At the beginning of the computer era, before the term “personal computer” was even born, you pretty much had to be programmer working in a command-line operating system (OS) even to turn a computer on and get the lights flickering. The high-tech trailblazers started bringing computer technology to people’s desks in the mid-1970s, especially the “two Steves” (Jobs and Wozniak) who made the Apple II the first successful “personal computer.”
By 1985, the PC boom was going like gangbusters, and the ongoing refinement of the graphical user interface (GUI) – first on the Macintosh, later in Windows, now in Linux, too – put amazing amounts of power at every user’s fingertips. This so-called “democratization of computers” brought millions of people into the new, exciting and seemingly limitless Internet Age.
Peripherals matter Despite the advent of easy-to-use computers (perhaps “easier to use” is more accurate), some elements of the user experience stayed with the “geeks,” those engineers and programmers who started the whole ball rolling in the first place. And makers of multifunction office devices, computer-aided machining and design (CAM/CAD), RAID backup systems and disc duplicators have had a somewhat harder time “democratizing” those product areas. This was a common problem in the 1990s.
Tremendous strides have since been made in simplifying the operation and upkeep of these other complex peripheral devices. There is no reason whatsoever that the average home or small-office computer user cannot operate and maintain a duplicator or media printer, or work with audio and video files, or design newsletters and websites. Anyone able to sign up for a Google account or set up their VCR can follow the plain-English instructions for doing all these things.
New storage for new “stuff” Following the invention and spread of the CD in the 1980s, music and video both went digital. The “analog days” were over although record companies maintained control of manufacturing for many reasons, including simple business factors such as quality control and distribution. The cost of the technology and the knowledge required for using it made personal CD duplication, music recording and moviemaking quite expensive. These things work together, of course, since anyone making digital music and movies will need some serious storage for those big files.
The first optical storage devices were large, encased media with bulky recorders costing thousands of dollars. Even if a musician or videographer wanted to do the manufacturing, it was cost-prohibitive and still very technical. That was then, however, and this is definitely now, so it remains a bit mysterious why some people still consider disc duplication difficult, overly technical or costly. Actually it is none of those things.
Art and engineering Some folks are anything but confused, though.
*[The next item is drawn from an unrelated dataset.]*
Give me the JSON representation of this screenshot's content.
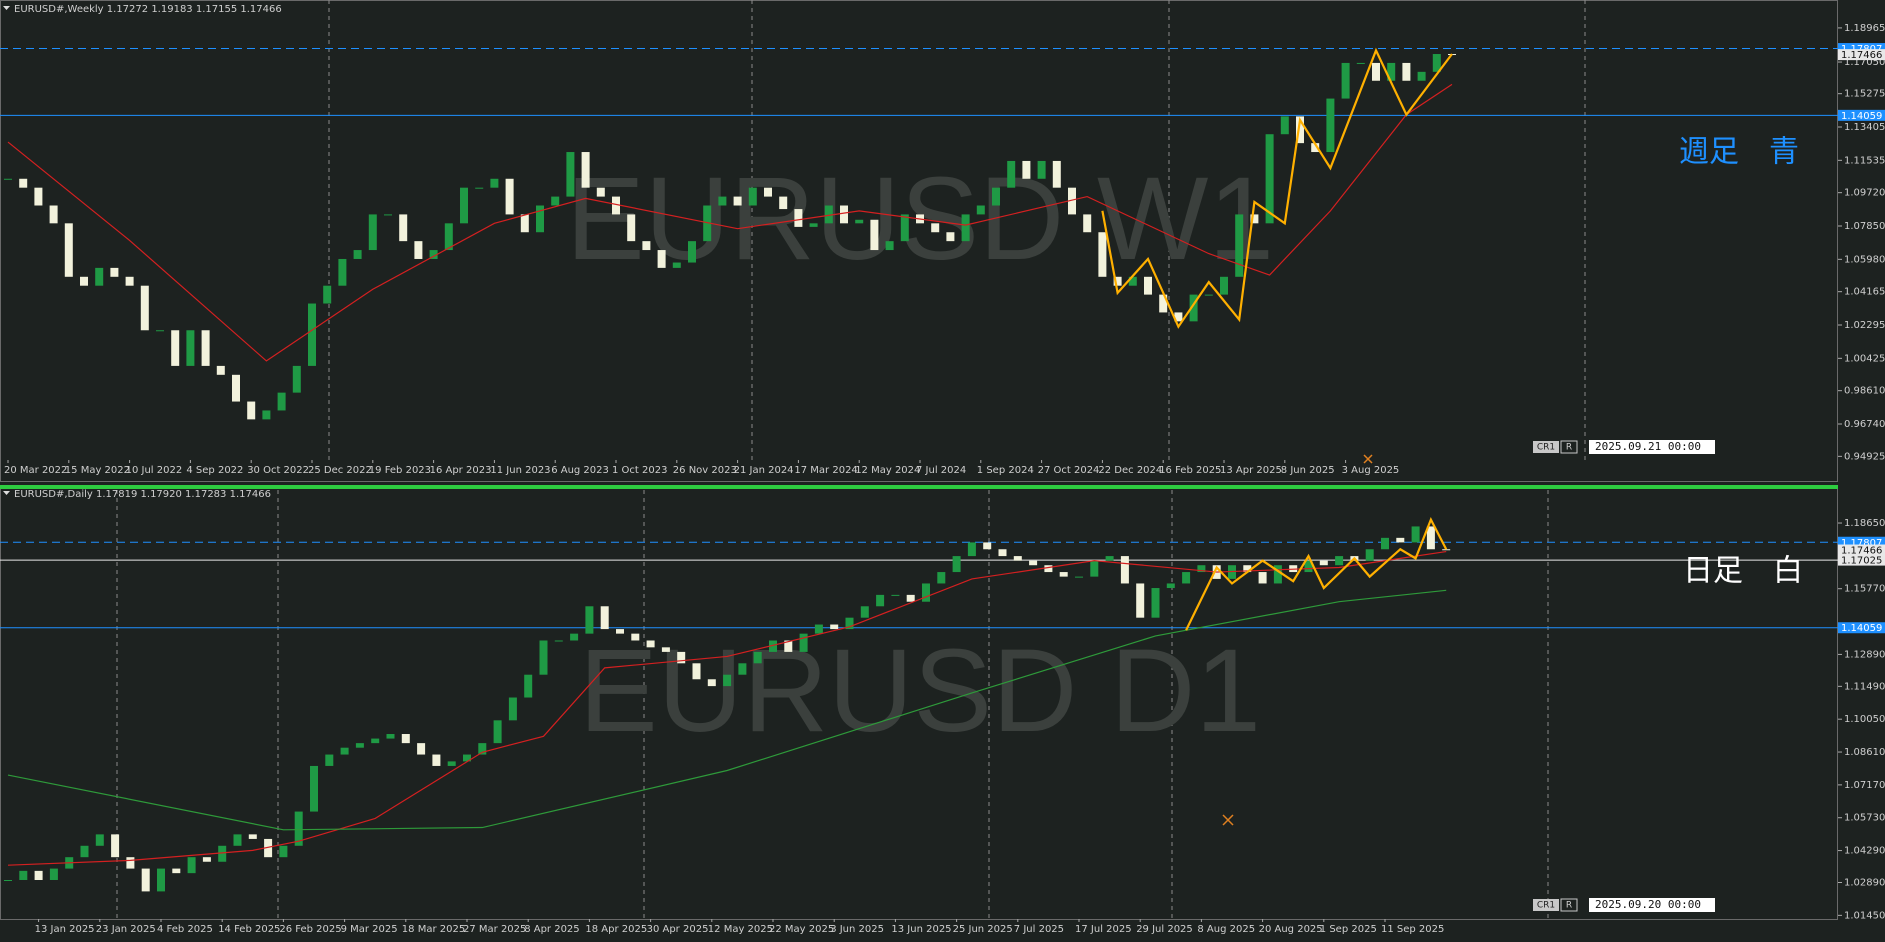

Musicians and moviemakers are more likely these days to why they should take control of their own media, from its creation to its duplication and distribution. With today’s recording, sequencing, video production and file conversion software, a motivated artist can become a producer in short order, with the right type of equipment and some good help, of course.
Finished discs need to look good as well as work right, so you must always choose the best disc printing tools for the job. There are several ways of imprinting a disc. Among the most popular are inkjet printers, thermal printers and the new laser-etching LightScribe process developed by Hewlett-Packard and licensed to a number of disc-burner makers. There are benefits to each, and a duplication-and-printing method that meets your needs and budget won’t be hard to find.
Expand your market If there is one thing you can count on with technology, it’s that new inventions and tools get less costly and more refined with each passing day. As the prices for disc duplication continue to fall, ever more artists, musicians and filmmakers will be able to create, produce and market their own works, as well as store them for a century or so.